Ginevra Bria, Artribune, marzo 2016

 

 

Chiunque nella vita abbia letto il racconto Candide di Voltaire ha sicuramente utilizzato alcuni minuti per chiedersi come un testo così breve possa risultare tanto ricco e intenso. L’opera narra del viaggio di un giovane ingenuo, delle sue peripezie e di quelle dei personaggi che egli incontra, affrontando con acuta ironia numerosi approcci filosofici in voga nel ‘700. Il tutto occupa circa un centinaio di pagine e l’effetto della prima lettura risulta generalmente disorientante. Proprio tale senso di smarrimento e di vaga incomprensione è quello che si può provare lasciando la mostra Laghi di aceto di Giovanni Oberti. All’arrivo, d’altronde, durante la discesa per raggiungere lo spazio sotterraneo di Tile, si riesce soltanto a percepire l’odore sempre più potente di uva macerata, quello tipico di una cantina di vini.
Proprio la scalinata d’ingresso permette al visitatore una veduta d’insieme sull’esposizione: oltre un ampio telo, in una sorta di fantasia Tai Dai, che funge da quinta teatrale, si possono scorgere le ampie pozzanghere di vino e aceto, responsabili del penetrante odore e diventate per lo più aloni cangianti nei toni dell’amaranto e del terra d’ombra. Al centro della sala fa da protagonista una canna da pesca, adattata per girare incessantemente su se stessa, impegnando gran parte del piccolo spazio espositivo e forzando i movimenti dei presenti, oltre alla loro percezione del campo visivo. Negli angoli della sala, alcune carte topografiche e frammenti di bottiglia, ricoperti da un’uniforme tinta arancio fluo, spezzano l’armonia cromatica. Ognuno di questi elementi ha un significato, fino ad averne molteplici e infiniti.
Il primo, più evidente richiamo è quello della percezione aerea su una sorta di paesaggio post-atomico, come è lo stesso artista a definirlo. Laddove il vino e l’aceto versati si mostrano come laghi contaminati accanto a un ambiente fantascientifico, stanno anche come segnali dell’incedere del tempo, quello della maturazione, costante come il ruotare della chiave appesa alla canna da pesca. Così, un paesaggio naturale s’incontra e si scontra con elementi e colori evidentemente antromorfi, come la fluorescenza tipica di situazioni di pericolo ed emergenza.
Laghi di aceto propone una quantità smisurata di interpretazioni, attivando infinite percezioni sensoriali e intellettive, tanto da creare una sensazione di fastidio e spaesamento. L’unica speranza nella ricerca di un fil rouge è quella fornita dai contributi inseriti nella tipica fanzine di accompagnamento alle mostre di Tile project space, dove tutti gli scenari offerti da Oberti si riuniscono su carta stampata. Lasciando la mostra, l’odore di aceto resta per molto e con esso resta la necessità di capire se non sia stato visto troppo, se un’istallazione così piccola possa proporre tante domande, se è come quella volta in cui era appena stata conclusa la lettura di Candide, oppure no.

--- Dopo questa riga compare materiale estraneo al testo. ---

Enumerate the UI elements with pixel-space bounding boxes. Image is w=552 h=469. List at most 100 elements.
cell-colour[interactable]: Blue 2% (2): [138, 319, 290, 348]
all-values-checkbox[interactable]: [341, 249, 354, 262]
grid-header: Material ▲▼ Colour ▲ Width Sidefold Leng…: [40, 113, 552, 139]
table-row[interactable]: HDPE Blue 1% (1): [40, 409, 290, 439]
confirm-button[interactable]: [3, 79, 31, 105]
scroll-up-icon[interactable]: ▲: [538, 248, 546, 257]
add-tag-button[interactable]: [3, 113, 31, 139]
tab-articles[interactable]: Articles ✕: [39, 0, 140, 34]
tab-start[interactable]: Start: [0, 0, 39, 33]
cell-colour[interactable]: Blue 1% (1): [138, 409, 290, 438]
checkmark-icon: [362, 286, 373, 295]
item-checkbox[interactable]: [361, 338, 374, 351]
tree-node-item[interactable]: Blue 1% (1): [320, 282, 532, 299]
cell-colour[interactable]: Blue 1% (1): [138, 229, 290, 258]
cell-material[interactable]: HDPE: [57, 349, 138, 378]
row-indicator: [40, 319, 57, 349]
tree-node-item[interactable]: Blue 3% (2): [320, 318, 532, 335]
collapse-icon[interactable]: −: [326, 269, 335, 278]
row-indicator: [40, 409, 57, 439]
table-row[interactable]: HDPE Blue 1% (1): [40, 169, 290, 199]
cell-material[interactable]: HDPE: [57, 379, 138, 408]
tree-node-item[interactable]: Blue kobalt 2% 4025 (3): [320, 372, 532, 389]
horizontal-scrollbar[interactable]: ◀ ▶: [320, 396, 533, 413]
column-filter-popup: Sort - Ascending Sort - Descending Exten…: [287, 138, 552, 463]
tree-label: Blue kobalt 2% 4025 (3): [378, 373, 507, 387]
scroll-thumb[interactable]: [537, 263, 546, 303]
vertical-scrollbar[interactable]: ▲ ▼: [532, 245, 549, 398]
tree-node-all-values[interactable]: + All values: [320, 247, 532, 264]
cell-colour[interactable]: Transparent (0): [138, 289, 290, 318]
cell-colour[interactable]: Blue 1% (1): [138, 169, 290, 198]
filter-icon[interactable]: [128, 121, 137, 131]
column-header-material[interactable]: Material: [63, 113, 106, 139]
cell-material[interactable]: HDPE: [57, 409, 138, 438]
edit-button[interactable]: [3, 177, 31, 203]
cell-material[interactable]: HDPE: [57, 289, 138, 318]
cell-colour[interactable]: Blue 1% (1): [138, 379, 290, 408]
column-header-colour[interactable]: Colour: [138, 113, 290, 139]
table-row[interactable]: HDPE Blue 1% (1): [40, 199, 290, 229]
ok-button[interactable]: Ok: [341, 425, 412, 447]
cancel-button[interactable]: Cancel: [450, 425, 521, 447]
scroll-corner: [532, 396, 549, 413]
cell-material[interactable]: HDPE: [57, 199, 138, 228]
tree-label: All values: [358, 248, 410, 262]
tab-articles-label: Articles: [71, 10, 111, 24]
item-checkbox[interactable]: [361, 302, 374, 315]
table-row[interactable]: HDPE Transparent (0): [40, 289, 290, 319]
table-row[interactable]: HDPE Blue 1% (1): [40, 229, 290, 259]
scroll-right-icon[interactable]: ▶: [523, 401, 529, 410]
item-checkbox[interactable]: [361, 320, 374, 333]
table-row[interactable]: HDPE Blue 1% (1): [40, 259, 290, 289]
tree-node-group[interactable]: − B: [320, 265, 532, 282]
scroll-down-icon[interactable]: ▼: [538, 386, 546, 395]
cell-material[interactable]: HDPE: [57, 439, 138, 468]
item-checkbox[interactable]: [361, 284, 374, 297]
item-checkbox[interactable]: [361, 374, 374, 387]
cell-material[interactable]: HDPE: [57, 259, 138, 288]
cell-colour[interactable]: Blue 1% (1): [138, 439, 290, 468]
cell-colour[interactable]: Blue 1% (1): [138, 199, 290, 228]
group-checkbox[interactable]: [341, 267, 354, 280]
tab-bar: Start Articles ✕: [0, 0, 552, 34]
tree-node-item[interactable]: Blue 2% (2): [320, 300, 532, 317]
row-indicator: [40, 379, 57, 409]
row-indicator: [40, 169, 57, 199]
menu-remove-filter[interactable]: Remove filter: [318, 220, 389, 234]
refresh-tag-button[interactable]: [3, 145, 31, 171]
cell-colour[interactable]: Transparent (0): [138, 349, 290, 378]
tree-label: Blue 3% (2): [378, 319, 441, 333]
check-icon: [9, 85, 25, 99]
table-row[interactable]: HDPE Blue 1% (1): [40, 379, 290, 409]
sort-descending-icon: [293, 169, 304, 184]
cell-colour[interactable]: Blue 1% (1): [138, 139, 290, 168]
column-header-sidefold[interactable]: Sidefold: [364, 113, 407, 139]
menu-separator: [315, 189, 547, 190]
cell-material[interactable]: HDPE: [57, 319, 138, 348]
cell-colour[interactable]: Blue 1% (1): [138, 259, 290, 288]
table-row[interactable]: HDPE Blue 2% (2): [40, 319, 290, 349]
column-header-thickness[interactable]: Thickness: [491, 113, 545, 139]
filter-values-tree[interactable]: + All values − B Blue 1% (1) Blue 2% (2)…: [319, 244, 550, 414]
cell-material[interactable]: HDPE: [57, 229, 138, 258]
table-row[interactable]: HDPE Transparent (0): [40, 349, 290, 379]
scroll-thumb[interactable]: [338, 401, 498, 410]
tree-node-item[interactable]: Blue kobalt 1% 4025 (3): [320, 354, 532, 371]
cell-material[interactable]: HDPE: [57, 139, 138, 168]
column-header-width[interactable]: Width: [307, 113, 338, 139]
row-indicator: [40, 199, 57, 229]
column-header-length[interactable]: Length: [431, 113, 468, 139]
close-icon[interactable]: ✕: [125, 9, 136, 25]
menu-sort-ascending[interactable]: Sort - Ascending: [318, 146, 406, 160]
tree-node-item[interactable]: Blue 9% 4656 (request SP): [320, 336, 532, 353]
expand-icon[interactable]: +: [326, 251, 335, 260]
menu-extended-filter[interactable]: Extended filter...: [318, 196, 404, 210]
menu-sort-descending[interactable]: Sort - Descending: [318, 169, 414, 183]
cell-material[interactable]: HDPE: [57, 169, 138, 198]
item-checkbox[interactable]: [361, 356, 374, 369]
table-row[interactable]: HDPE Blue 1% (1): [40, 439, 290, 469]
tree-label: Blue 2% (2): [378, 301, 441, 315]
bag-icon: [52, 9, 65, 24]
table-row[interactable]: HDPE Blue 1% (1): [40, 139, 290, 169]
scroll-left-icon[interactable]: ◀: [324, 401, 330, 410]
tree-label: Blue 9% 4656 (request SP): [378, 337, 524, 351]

Giulia Floris, Insideart, marzo 2016

 

 

Il seminterrato di Tile Project Space ha una pianta rettangolare ed è interamente rivestito di piastrelle bianche. È su queste piastrelle, nei loro avvallamenti e tra le loro irregolarità, che si allargano i laghi di aceto di  Giovanni Oberti (Bergamo, 1982). Si tratta di pozze di aceto balsamico e aceto di vino, che colorano la ceramica con la traccia della loro presenza – un alone violaceo o marrone – o riempiono i lievi avvallamenti del pavimento, emanando nella stanza un odore forte. Tra queste pozze una canna da pesca ruota intorno a un perno centrale, una chiave appesa alla canna sonda il territorio senza sosta, come un radar o un satellite. In un angolo due mappe plastificate in rilievo lasciano intravedere un territorio montuoso, una riproduce la zona delle Alpi, l’altra la Lombardia. Le cartine sono ricoperte di vernice arancione fluo, lo stesso colore dei cocci all’angolo opposto della sala, una bottiglia d’aceto colorata e poi spaccata.Parlando della mostra Giovanni Oberti dice di aver voluto sfruttare lo spazio di Tile per sperimentare un’idea che aveva nel cassetto da tempo: utilizzare l’aceto per creare dei laghi, e quindi suggerire un punto di vista aereo, lo spettatore come un gigante con la testa fra le nuvole, che guardando giù, come da un finestrino, scopre un paesaggio – quello in cui normalmente è immerso – sconosciuto ed esotico. Lo spazio di Tile, con il suo reticolo di meridiani e paralleli – le piastrelle – esalta l’impressione di veduta dall’alto, astraendola ulteriormente: i laghi si allargano, irregolari ed organici, con il risultato di formare un paesaggio instabile e delicato. Una delicatezza amplificata dal movimento silenzioso e leggero della chiave, che come una sonda o la luce di un faro percorre lo spazio, muta guardiana del paesaggio, dando forma a un’immagine che ha lo strano potere di far pensare a un futuro apocalittico (nonostante sia composta da materiali “poco contemporanei”, l’aceto, una canna da pesca e una chiave): un ingranaggio che scandaglia senza scopo né utilità un paesaggio appassito, sfinito. Oltre allo spazio, quindi, anche il tempo, quello del moto perpetuo della chiave e il tempo lungo della maturazione dell’aceto.
Scese le scale la vista dello spazio è bloccata da un lenzuolo tie dye, che l’artista ha precedentemente utilizzato per imprimere sul pavimento la pozza di aceto balsamico. Il lenzuolo si pone come un sipario che proteggere il piccolo spettacolo inscenato all’interno. Le due mappe tridimensionali sul pavimento si propongono come chiavi di lettura di questa visione immaginaria, creazioni topografiche che suggeriscono di proseguire il volo d’uccello oltre i loro confini. Il loro colore fluo contrasta con le sfumature naturali delle pozze di aceto e la delicatezza degli aloni lasciati dal liquido ormai asciutto. Un tocco leggero, forse un po’ melanconico, quello di Giovanni Oberti, e una mostra che sfrutta lo spazio di Tile senza forzarne i confini ma anzi assecondandone le caratteristiche strutturali, riuscendo ad unire a un’idea di sedimentazione e di stasi un senso di moto perpetuo, di ciclicità.